オンリーワンの仕事をする

朝から雨。台風2号が来ているらしい。

この1週間、朝起きても疲労が回復していないのだが、肝機能が低下しているのだろうか。う〜む。

NAIST の図書館にあった「オンリーワンに生きる--野依良治教授・ノーベル賞への道」(読売新聞中部社会部)を読む。

オンリーワンに生きる―野依良治教授・ノーベル賞への道

オンリーワンに生きる―野依良治教授・ノーベル賞への道

最初「なんで中部社会部なんだろう?」と思ったが、名古屋大学だから中部だった。なるほど。

ときどき数行書かれている「野依教授の一言」はないほうがいいと思うが、元々読売新聞に連載されていた記事がベースになっているので、本文は平易に書かれているし、人間模様も分かっておもしろい。京大から名古屋大の助教授に大抜擢されたとき、名古屋大学に移った直後アメリカに留学することが決まっていて、着任直後穴を開けるのを気にしていたら「どうせ京都に戻ってくるのだから、別にいいじゃないですか」と言われ、「そんな恩知らずなことはできない」と激怒した話とか、教授になるとき京都大学での上司から「研究室の立ち上げのときは優秀な人材が必要だ。誰でも連れていきたい人を連れていきなさい」と言われて助手やら院生やらを連れて移籍したという話とか、大学における研究者の生き方について考えさせられる。

あと、前半部分はそういう形で野依教授の半生記なのだが、後半1/3の息子さんによる手記もおもしろい。

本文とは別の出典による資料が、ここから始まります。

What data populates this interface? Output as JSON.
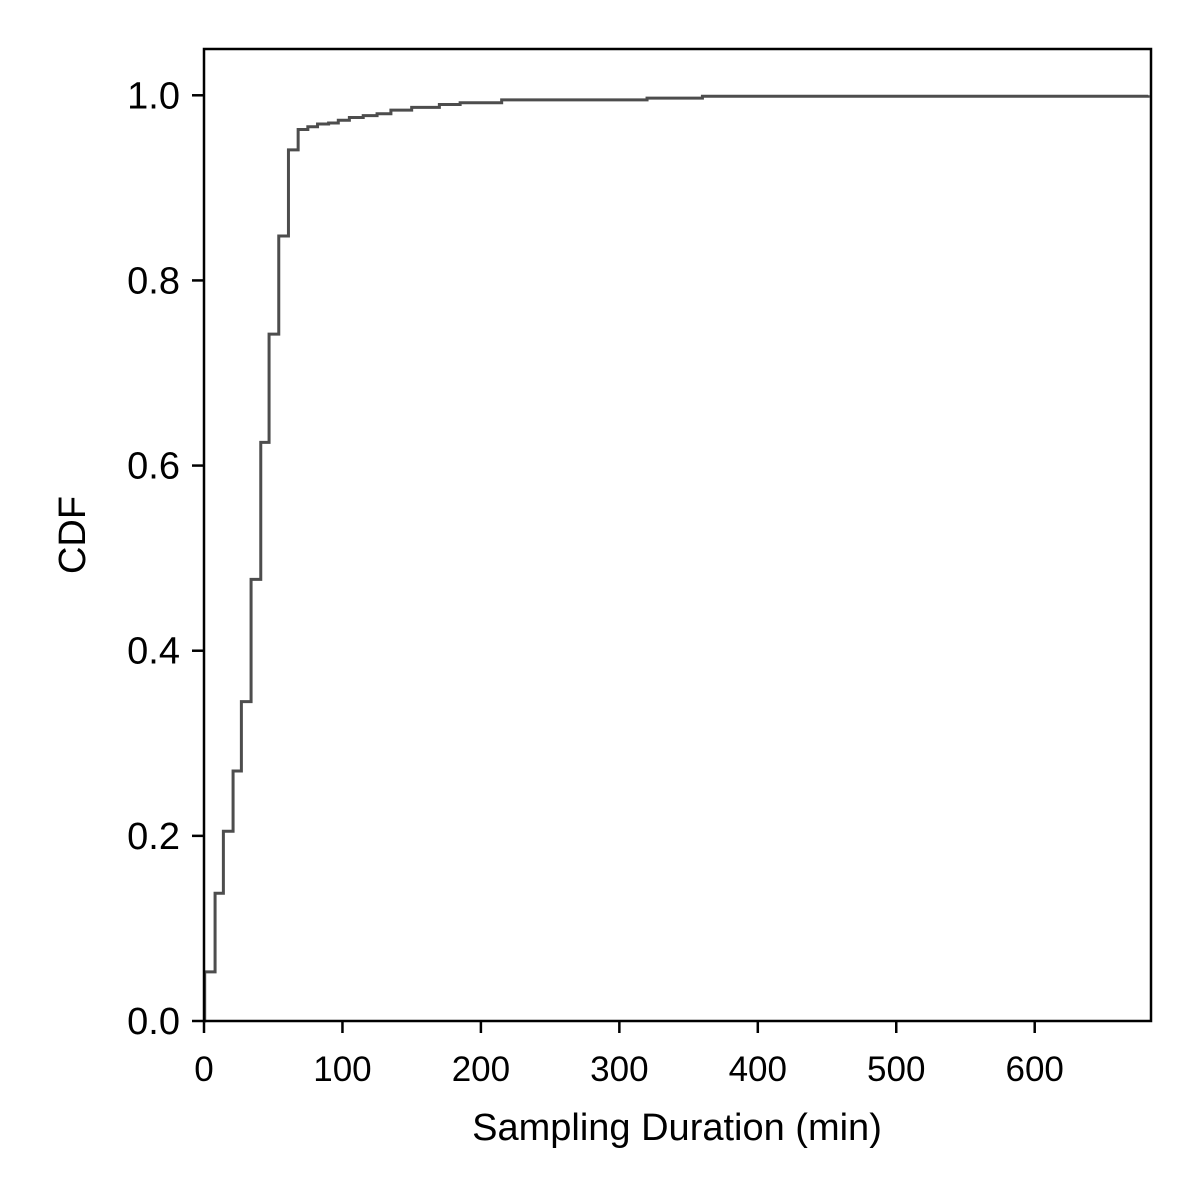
{
  "chart_data": {
    "type": "line",
    "style": "step",
    "title": "",
    "xlabel": "Sampling Duration (min)",
    "ylabel": "CDF",
    "xlim": [
      0,
      684
    ],
    "ylim": [
      0,
      1.05
    ],
    "x_ticks": [
      0,
      100,
      200,
      300,
      400,
      500,
      600
    ],
    "x_tick_labels": [
      "0",
      "100",
      "200",
      "300",
      "400",
      "500",
      "600"
    ],
    "y_ticks": [
      0.0,
      0.2,
      0.4,
      0.6,
      0.8,
      1.0
    ],
    "y_tick_labels": [
      "0.0",
      "0.2",
      "0.4",
      "0.6",
      "0.8",
      "1.0"
    ],
    "grid": false,
    "line_color": "#4d4d4d",
    "series": [
      {
        "x": [
          0,
          0.5,
          8,
          14,
          21,
          27,
          34,
          41,
          47,
          54,
          61,
          68,
          75,
          82,
          90,
          97,
          105,
          115,
          125,
          135,
          150,
          170,
          185,
          215,
          320,
          360,
          682
        ],
        "y": [
          0.0,
          0.053,
          0.138,
          0.205,
          0.27,
          0.345,
          0.477,
          0.625,
          0.742,
          0.848,
          0.941,
          0.963,
          0.966,
          0.969,
          0.97,
          0.973,
          0.976,
          0.978,
          0.98,
          0.984,
          0.987,
          0.99,
          0.992,
          0.995,
          0.997,
          0.999,
          1.0
        ]
      }
    ]
  }
}
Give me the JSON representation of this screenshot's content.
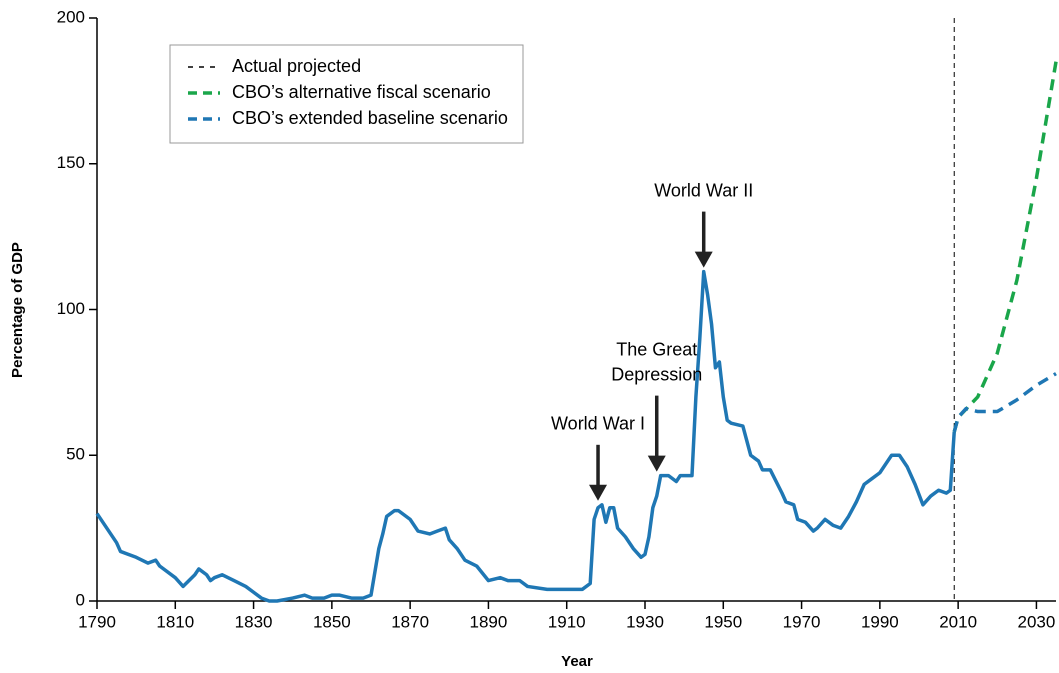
{
  "chart_data": {
    "type": "line",
    "xlabel": "Year",
    "ylabel": "Percentage of GDP",
    "xlim": [
      1790,
      2035
    ],
    "xticks": [
      1790,
      1810,
      1830,
      1850,
      1870,
      1890,
      1910,
      1930,
      1950,
      1970,
      1990,
      2010,
      2030
    ],
    "ylim": [
      0,
      200
    ],
    "yticks": [
      0,
      50,
      100,
      150,
      200
    ],
    "grid": false,
    "legend": "upper left",
    "divider": {
      "name": "Actual projected",
      "x": 2009,
      "color": "#000000"
    },
    "series": [
      {
        "color": "#1f77b4",
        "dashed": false,
        "x": [
          1790,
          1795,
          1796,
          1800,
          1803,
          1805,
          1806,
          1810,
          1812,
          1815,
          1816,
          1818,
          1819,
          1820,
          1822,
          1825,
          1828,
          1830,
          1832,
          1834,
          1836,
          1840,
          1843,
          1845,
          1848,
          1850,
          1852,
          1855,
          1857,
          1858,
          1860,
          1862,
          1863,
          1864,
          1866,
          1867,
          1870,
          1872,
          1875,
          1877,
          1879,
          1880,
          1882,
          1884,
          1887,
          1890,
          1893,
          1895,
          1898,
          1900,
          1905,
          1910,
          1914,
          1916,
          1917,
          1918,
          1919,
          1920,
          1921,
          1922,
          1923,
          1925,
          1927,
          1929,
          1930,
          1931,
          1932,
          1933,
          1934,
          1936,
          1938,
          1939,
          1942,
          1943,
          1944,
          1945,
          1946,
          1947,
          1948,
          1949,
          1950,
          1951,
          1952,
          1955,
          1957,
          1958,
          1959,
          1960,
          1962,
          1965,
          1966,
          1968,
          1969,
          1971,
          1973,
          1974,
          1976,
          1978,
          1980,
          1982,
          1984,
          1986,
          1988,
          1990,
          1993,
          1995,
          1997,
          1999,
          2001,
          2003,
          2005,
          2007,
          2008,
          2009
        ],
        "values": [
          30,
          20,
          17,
          15,
          13,
          14,
          12,
          8,
          5,
          9,
          11,
          9,
          7,
          8,
          9,
          7,
          5,
          3,
          1,
          0,
          0,
          1,
          2,
          1,
          1,
          2,
          2,
          1,
          1,
          1,
          2,
          18,
          23,
          29,
          31,
          31,
          28,
          24,
          23,
          24,
          25,
          21,
          18,
          14,
          12,
          7,
          8,
          7,
          7,
          5,
          4,
          4,
          4,
          6,
          28,
          32,
          33,
          27,
          32,
          32,
          25,
          22,
          18,
          15,
          16,
          22,
          32,
          36,
          43,
          43,
          41,
          43,
          43,
          70,
          90,
          113,
          105,
          95,
          80,
          82,
          70,
          62,
          61,
          60,
          50,
          49,
          48,
          45,
          45,
          37,
          34,
          33,
          28,
          27,
          24,
          25,
          28,
          26,
          25,
          29,
          34,
          40,
          42,
          44,
          50,
          50,
          46,
          40,
          33,
          36,
          38,
          37,
          38,
          58
        ]
      },
      {
        "name": "CBO’s alternative fiscal scenario",
        "color": "#1aa64a",
        "dashed": true,
        "x": [
          2009,
          2010,
          2015,
          2020,
          2025,
          2030,
          2035
        ],
        "values": [
          58,
          63,
          70,
          85,
          110,
          145,
          185
        ]
      },
      {
        "name": "CBO’s extended baseline scenario",
        "color": "#1f77b4",
        "dashed": true,
        "x": [
          2009,
          2010,
          2012,
          2015,
          2020,
          2025,
          2030,
          2035
        ],
        "values": [
          58,
          63,
          66,
          65,
          65,
          69,
          74,
          78
        ]
      }
    ],
    "annotations": [
      {
        "text": [
          "World War I"
        ],
        "x": 1918,
        "y": 33
      },
      {
        "text": [
          "The Great",
          "Depression"
        ],
        "x": 1933,
        "y": 43
      },
      {
        "text": [
          "World War II"
        ],
        "x": 1945,
        "y": 113
      }
    ]
  }
}
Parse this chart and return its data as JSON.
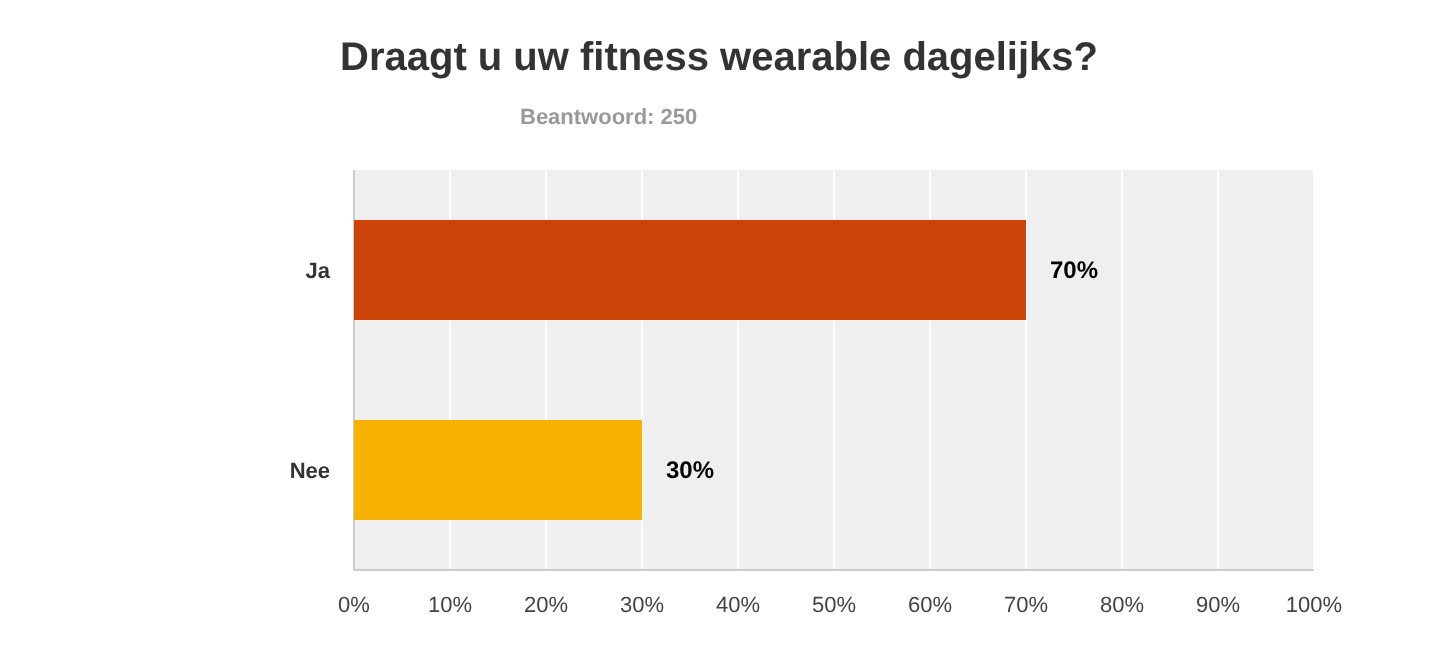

息子が読売新聞の記者で、実はノーベル賞の受賞会見のとき最初質問したのは息子さんだったとか、子どものころから化学をしようと思っていたのにどうしても大学受験がうまく行かず文系に進み、そのとき親に相談したら「好きなようにしなさい」と言われたのだが、あとで親が別のところで書いた文章で「息子には化学以外の道を進ませた。化学に進むとどこまで行っても "野依の息子だ" と言われてプレッシャーを感じてしまうだろうから、これでよかったと思う」と書いてあるのを見つけたとか、なるほどな〜と。(息子は自分で考えて親に許可をもらったつもりなのに、親からすると「進ませた」ということになっているのとか、認識が食い違っているが(笑))

「野依教授の一言」で確かにそうだと思ったのは、東大はナンバーワンを目指し、京大はオンリーワンを目指す、ナンバーワンは誰かと比較して自分のほうが優れているという研究だが、それより君たちは誰にも真似できないオンリーワンの研究を目指してほしい、という話。自分もオンリーワンの研究をしたいものである。